Grant to back ‘impact’ of Success Center

Board voices support of S.B. 216

Bellefontaine Schools

Supportive services and targeted intervention received by pupils in Bellefontaine High School’s Success Center will receive a boost through a $49,999 Ohio Department of Education Students with Disabilities grant accepted by the Bellefontaine Schools Board of Education at their Monday evening meeting.

This funding is the second phase of a grant that the district previously received that assisted with implementing the IMPACT coordinator position, Superintendent Brad Hall explained. The IMPACT program, which stands for Imagine Making Accountable Changes Together, began in the 2016-17 school year with the goal of identifying and coming alongside students who are struggling in school as a result of challenges faced in their personal and home lives. 

Students can be referred to the IMPACT program by school staff members, their parents, court staff and others if they are identified as experiencing barriers to academic, social or community success.
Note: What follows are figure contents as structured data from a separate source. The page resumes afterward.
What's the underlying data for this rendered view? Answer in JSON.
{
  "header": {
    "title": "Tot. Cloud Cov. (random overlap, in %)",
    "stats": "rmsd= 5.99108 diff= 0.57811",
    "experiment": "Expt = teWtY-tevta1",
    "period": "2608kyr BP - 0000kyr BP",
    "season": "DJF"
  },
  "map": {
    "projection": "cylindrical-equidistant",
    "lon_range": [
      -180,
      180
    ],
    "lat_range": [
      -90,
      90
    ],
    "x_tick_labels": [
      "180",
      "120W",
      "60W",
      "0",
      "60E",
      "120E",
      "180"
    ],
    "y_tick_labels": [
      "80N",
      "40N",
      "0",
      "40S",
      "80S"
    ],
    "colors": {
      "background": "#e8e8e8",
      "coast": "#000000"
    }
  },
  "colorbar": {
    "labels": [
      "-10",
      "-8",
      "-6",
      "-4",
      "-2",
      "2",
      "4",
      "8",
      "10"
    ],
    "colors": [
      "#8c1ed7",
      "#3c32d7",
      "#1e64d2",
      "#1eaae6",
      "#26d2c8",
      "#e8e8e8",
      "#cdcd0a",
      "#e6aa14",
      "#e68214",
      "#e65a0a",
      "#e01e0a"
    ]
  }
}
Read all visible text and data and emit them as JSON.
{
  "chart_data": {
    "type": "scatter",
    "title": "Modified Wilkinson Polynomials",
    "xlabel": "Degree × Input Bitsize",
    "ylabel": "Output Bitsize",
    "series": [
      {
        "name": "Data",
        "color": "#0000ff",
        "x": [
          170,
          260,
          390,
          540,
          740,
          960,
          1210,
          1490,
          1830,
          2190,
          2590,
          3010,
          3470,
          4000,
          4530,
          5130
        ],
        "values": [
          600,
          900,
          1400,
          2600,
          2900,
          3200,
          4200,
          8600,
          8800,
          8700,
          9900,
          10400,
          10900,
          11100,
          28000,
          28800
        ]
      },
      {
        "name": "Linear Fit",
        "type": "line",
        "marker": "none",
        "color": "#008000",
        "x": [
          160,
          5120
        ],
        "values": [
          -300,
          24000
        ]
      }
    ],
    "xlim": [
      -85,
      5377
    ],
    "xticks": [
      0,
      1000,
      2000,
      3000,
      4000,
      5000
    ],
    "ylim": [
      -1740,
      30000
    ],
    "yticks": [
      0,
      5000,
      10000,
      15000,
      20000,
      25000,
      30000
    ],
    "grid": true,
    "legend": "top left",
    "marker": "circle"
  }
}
The newly accepted grant will assist IMPACT program pupils as they move through the BHS Success Center, which started this school year and provides credit recovery options and a number of other supports for students to ensure that they can be successful in graduating high school. 

Also during the meeting, board members voted unanimously in favor of a resolution supporting Ohio Senate Bill 216, which encompasses a number of different areas relating to public education, such as school district instruction and state testing, teacher education requirements, professional development and student attendance. The overarching goal of S.B. 216 is to return control back to local school districts and decreasing the burden of state mandates on public schools, the superintendent said. 

Relating to student attendance policies, Hall said school districts in Ohio currently are required to send letters to parents once pupils miss a certain number of school days, whether those absences were excused or not. The bill would change that policy by no longer requiring excused absences to count toward an absence intervention plan. 

“We want to restore the rights of parents to have some control over their child’s attendance, and for students to focus on getting better when they’re ill and being able to come back to school healthy and ready to learn again,” Hall said.